Music Reviews
Laughing Matter

Wand Laughing Matter

(Drag City) Buy it from Insound Rating - 8/10

Wand's last album, Plum, ended with a soft lull on Driving—the expansive blues-rock finale culminated into a spiritual finish. It also left some uncertainty as to which direction the LA quintet would go next, given that they'd been gradually abandoning their garage-rock beginnings. The result of this change is rather explicit on Laughing Matter opener Scarecrow—groove-inflected psychedelia alongside a fluid, tempered atmosphere. The band's fifth full-length in five years continues to find new ways to further their craft, as they consider how to write more succinctly while equally expanding the album format.
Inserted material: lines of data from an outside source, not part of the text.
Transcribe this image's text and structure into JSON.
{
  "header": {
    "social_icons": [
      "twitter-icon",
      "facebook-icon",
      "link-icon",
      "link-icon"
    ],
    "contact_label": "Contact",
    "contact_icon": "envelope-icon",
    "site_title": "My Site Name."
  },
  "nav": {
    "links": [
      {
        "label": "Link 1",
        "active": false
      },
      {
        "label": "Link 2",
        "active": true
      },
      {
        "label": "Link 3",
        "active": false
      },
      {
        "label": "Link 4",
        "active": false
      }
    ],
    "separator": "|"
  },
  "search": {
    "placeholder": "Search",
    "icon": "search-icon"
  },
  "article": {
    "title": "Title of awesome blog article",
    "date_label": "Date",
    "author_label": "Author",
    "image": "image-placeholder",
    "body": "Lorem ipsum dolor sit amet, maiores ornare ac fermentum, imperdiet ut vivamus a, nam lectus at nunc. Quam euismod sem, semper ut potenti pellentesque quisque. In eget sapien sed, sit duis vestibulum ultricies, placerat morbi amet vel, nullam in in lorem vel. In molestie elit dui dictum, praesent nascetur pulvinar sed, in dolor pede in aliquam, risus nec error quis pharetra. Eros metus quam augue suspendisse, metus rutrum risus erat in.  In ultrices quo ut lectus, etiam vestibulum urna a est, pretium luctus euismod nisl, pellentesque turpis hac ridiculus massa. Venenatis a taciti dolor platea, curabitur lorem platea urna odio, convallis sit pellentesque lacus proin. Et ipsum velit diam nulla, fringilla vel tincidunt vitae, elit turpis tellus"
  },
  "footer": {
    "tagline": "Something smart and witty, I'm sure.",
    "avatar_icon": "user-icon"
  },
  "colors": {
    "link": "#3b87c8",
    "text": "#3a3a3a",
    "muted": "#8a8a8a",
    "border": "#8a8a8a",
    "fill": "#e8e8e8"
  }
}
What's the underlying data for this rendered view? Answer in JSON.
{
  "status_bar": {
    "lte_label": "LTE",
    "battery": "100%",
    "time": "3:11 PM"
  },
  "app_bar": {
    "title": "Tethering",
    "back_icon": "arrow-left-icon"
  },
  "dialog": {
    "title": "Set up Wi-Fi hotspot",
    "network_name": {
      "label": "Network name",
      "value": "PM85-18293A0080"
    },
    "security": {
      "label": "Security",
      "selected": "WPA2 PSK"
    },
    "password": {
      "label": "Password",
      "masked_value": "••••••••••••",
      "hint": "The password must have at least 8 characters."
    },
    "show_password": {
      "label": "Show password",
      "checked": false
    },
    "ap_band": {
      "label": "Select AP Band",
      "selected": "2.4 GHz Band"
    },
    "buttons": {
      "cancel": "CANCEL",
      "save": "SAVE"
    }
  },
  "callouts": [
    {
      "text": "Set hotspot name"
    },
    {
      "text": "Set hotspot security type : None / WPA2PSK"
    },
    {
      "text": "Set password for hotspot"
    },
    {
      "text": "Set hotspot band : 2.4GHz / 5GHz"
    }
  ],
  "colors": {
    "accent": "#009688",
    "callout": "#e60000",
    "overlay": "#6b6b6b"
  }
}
Laughing Matter is easily Wand's longest album to date—they make no qualms about creating a vast, pastoral musical frame that takes its time to unwind. The acoustic-driven High Planes Drifter invites quiet contemplation, as lead singer Cory Hanson tells his flighty thoughts over an unsettling, shimmering drone. Otherwise, the band fully embrace their pop songwriting chops with surprising ease—from the Sea and Cake on steroids Thin Air to the tuneful, radio-worthy Walkie Talkie, Wand brim over textured, melodic guitar rock. Maybe not so much in today's genre-blurring rock landscape, but they'd fit in nicely alongside Supergrass and Radiohead on British radio back in the nineties.
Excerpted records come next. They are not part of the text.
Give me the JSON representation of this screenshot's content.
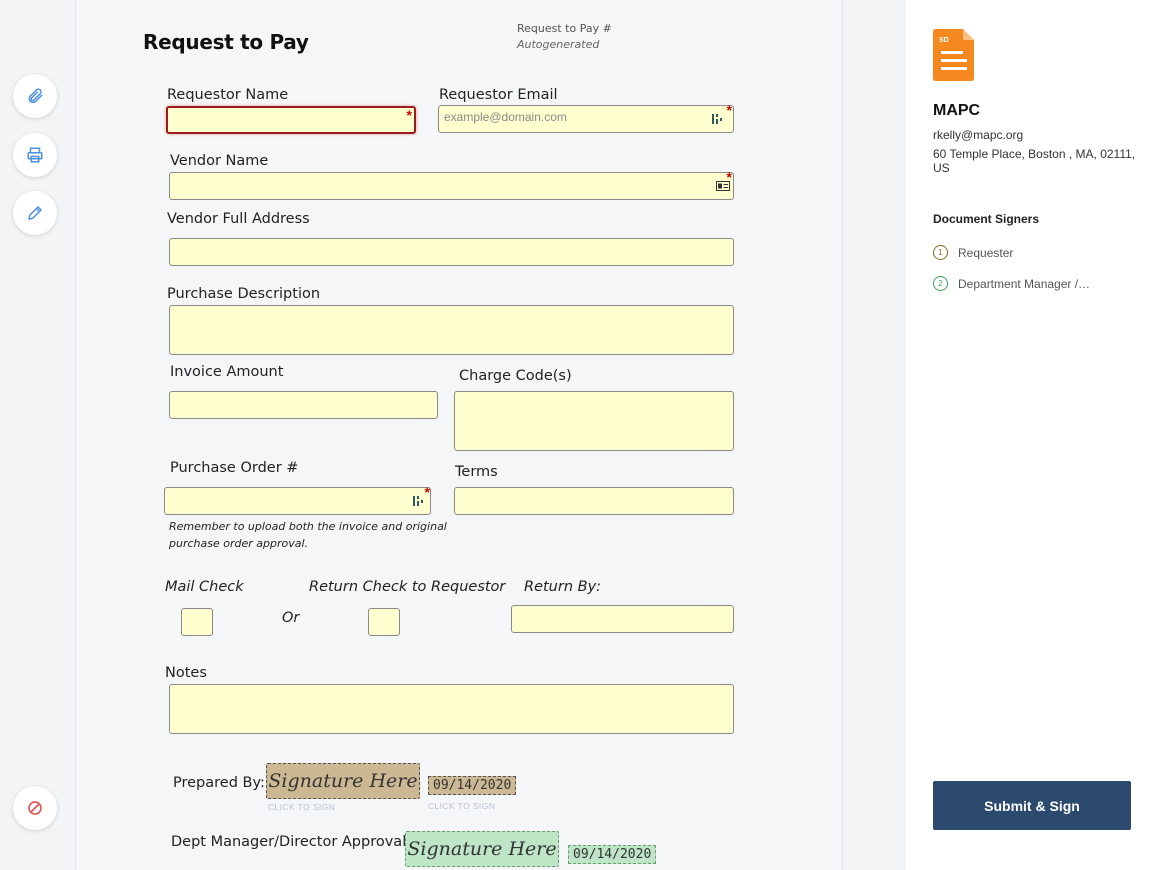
{
  "rail": {
    "icons": [
      "paperclip-icon",
      "printer-icon",
      "pencil-icon",
      "decline-icon"
    ]
  },
  "document": {
    "title": "Request to Pay",
    "rtp_number_label": "Request to Pay #",
    "rtp_number_value": "Autogenerated",
    "labels": {
      "requestor_name": "Requestor Name",
      "requestor_email": "Requestor Email",
      "vendor_name": "Vendor Name",
      "vendor_address": "Vendor Full Address",
      "purchase_description": "Purchase Description",
      "invoice_amount": "Invoice Amount",
      "charge_codes": "Charge Code(s)",
      "purchase_order": "Purchase Order #",
      "terms": "Terms",
      "mail_check": "Mail Check",
      "or": "Or",
      "return_check": "Return Check to Requestor",
      "return_by": "Return By:",
      "notes": "Notes",
      "prepared_by": "Prepared By:",
      "dept_approval": "Dept Manager/Director Approval:"
    },
    "placeholders": {
      "requestor_email": "example@domain.com"
    },
    "po_note_line1": "Remember to upload both the invoice and original",
    "po_note_line2": "purchase order approval.",
    "signature_text": "Signature Here",
    "click_to_sign": "CLICK TO SIGN",
    "prepared_date": "09/14/2020",
    "approval_date": "09/14/2020",
    "required_marker": "*"
  },
  "panel": {
    "file_badge": "SD",
    "org_name": "MAPC",
    "email": "rkelly@mapc.org",
    "address_line1": "60 Temple Place, Boston , MA, 02111,",
    "address_line2": "US",
    "signers_heading": "Document Signers",
    "signers": [
      {
        "num": "1",
        "name": "Requester",
        "color": "#8a6d2a"
      },
      {
        "num": "2",
        "name": "Department Manager /…",
        "color": "#3aa55a"
      }
    ],
    "submit_label": "Submit & Sign"
  },
  "colors": {
    "field_bg": "#ffffcf",
    "submit_bg": "#2c4a6e",
    "sig_prepared": "#cdb894",
    "sig_approval": "#bfe5c7",
    "required": "#cc0000",
    "file_orange": "#f5891f"
  }
}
The lurking sense of drift that Wand incorporates on Laughing Matter is both a strength and a weakness. While their no-holds-barred sonic assault of melodicism and experimentation reveal a knack for melodic complexity, there's also that nagging feeling that they could've trimmed some of the album's mammoth, jammy epics. Nevertheless, Wand is onto something here—it's commendable to hear them soar into bracing, Led Zeppelin folk-rock (Evening Star) while packing gleaming hooks with choruses (Xoxo, Wonder) with zestful exuberance. Their song-oriented approach recharacterizes a project that was once known for their simple, garage revivalism. Wand now rise above that notion—it's a refreshing move that makes it even harder to pin down their artistic evolution.